How India is scrambling to secure medical oxygen and save lives
India is not alone in the shortage of oxygen at hospitals but the deadly surge in COVID-19 cases exacerbated the crisis.
An elderly man, who arrived unconscious and bleeding through the nose, was stabilized at the makeshift quarantine center at the Sarvodaya Kanya Vidyalaya in Jamia Nagar, New Delhi on May 6. The center only admits mild to moderate COVID-19 patients who require oxygen support.
ByNilanjana Bhowmick
Photographs ByMd Meharban
Published May 18, 2021
• 7 min read
New DelhiIn a recent video post on Twitter, Dr. Gautam Singh, a cardiologist who runs the private Sri Ram Singh Hospital in east Delhi, lost his composure as he pleaded for help: “We have young patients who will die in a matter of two hours… Please send oxygen to us,” he begged on camera, clasping his hands together. “We need oxygen for our patients.”
India is not alone in the shortage of oxygen at hospitals but the deadly surge in COVID-19 cases exacerbated the crisis.

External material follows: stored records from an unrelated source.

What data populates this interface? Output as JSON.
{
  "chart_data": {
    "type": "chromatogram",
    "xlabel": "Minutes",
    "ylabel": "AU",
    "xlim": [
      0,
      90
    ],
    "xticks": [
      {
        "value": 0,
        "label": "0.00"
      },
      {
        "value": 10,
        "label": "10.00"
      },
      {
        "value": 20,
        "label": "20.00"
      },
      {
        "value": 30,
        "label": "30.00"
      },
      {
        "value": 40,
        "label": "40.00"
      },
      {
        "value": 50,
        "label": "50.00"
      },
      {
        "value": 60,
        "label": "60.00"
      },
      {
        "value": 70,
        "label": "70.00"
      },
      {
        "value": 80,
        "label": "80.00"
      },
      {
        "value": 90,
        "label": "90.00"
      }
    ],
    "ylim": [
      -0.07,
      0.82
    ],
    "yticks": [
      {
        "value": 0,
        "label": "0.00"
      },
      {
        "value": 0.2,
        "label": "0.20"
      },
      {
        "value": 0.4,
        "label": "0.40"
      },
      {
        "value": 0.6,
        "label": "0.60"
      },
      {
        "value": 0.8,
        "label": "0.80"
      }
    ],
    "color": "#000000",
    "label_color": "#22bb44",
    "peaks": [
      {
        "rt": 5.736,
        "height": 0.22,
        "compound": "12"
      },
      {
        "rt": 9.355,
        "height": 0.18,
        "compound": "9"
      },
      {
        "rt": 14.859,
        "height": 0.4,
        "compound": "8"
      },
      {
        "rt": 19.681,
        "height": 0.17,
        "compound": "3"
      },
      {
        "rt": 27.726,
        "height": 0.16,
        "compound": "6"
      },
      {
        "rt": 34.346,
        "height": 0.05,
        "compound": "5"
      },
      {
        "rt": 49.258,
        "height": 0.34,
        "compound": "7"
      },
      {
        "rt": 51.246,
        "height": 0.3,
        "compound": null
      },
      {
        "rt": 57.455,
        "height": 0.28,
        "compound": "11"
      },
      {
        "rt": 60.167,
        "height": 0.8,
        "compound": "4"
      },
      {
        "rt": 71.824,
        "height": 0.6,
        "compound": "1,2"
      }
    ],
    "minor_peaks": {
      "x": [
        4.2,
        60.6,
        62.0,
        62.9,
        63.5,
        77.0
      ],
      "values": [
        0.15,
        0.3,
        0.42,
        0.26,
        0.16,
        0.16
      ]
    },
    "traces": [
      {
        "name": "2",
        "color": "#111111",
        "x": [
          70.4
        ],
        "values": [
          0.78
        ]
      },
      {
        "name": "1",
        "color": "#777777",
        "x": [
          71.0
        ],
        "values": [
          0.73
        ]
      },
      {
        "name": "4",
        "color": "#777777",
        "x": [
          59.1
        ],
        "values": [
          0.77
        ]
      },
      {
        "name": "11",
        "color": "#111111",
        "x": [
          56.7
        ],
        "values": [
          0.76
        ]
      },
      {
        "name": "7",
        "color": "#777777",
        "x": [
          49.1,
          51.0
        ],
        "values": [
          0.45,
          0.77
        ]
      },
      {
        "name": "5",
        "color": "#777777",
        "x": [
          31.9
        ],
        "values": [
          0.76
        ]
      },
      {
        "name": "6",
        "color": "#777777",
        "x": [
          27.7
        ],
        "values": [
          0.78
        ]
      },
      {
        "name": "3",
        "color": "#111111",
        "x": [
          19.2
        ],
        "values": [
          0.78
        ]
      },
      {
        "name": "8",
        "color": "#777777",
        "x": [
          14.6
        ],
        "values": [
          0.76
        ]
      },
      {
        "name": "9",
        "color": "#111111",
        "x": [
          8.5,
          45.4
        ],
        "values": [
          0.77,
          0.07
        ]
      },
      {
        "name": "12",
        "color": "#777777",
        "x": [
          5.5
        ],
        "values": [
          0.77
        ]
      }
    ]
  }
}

As the number of cases dramatically spiked, hospitals quickly ran out of beds and oxygen supplies. Relatives of patients found themselves standing in long lines to get cylinders filled with the vital medical treatment. Some scoured one location after another in search of oxygen concentrators or cylinders. At Vaibhav Oxygen, a refilling center in New Delhi, hundreds gathered daily during the peak of the crisis to refill cylinders. Fearing riots, the government deployed security personnel to form a barricade around the company and manage the crowd, which often got rowdy when people became restless or angry after waiting through the night.
Even private hospitals with state-of-the-art critical care facilities and round-the-clock care also suffered oxygen shortages. “Every part of the healthcare system was caught unaware,” says Ramanan Laxminarayan, an epidemiologist and director of the Washington DC-based Center for Disease Dynamics, Economics & Policy, who is now based in New Delhi. “India has a persistent medical oxygen problem.” (India’s crisis shows how oxygen is a vital medicine not everyone can access.)
Is the crisis over?
Even though the crowds have thinned at Vaibhav Oxygen, people are still queuing up to refill cylinders, albeit in much smaller numbers. “The situation seems to have stabilized," says Krishna Kumar, the owner of the center.
“The middle classes and the rich are now more or less covered, hence the noise surrounding the crisis is much less now,” says Laxminarayan. “But the poor are still struggling—if you are poor where will you even begin to look for an oxygen cylinder, especially in rural India where there’s no oxygen network?”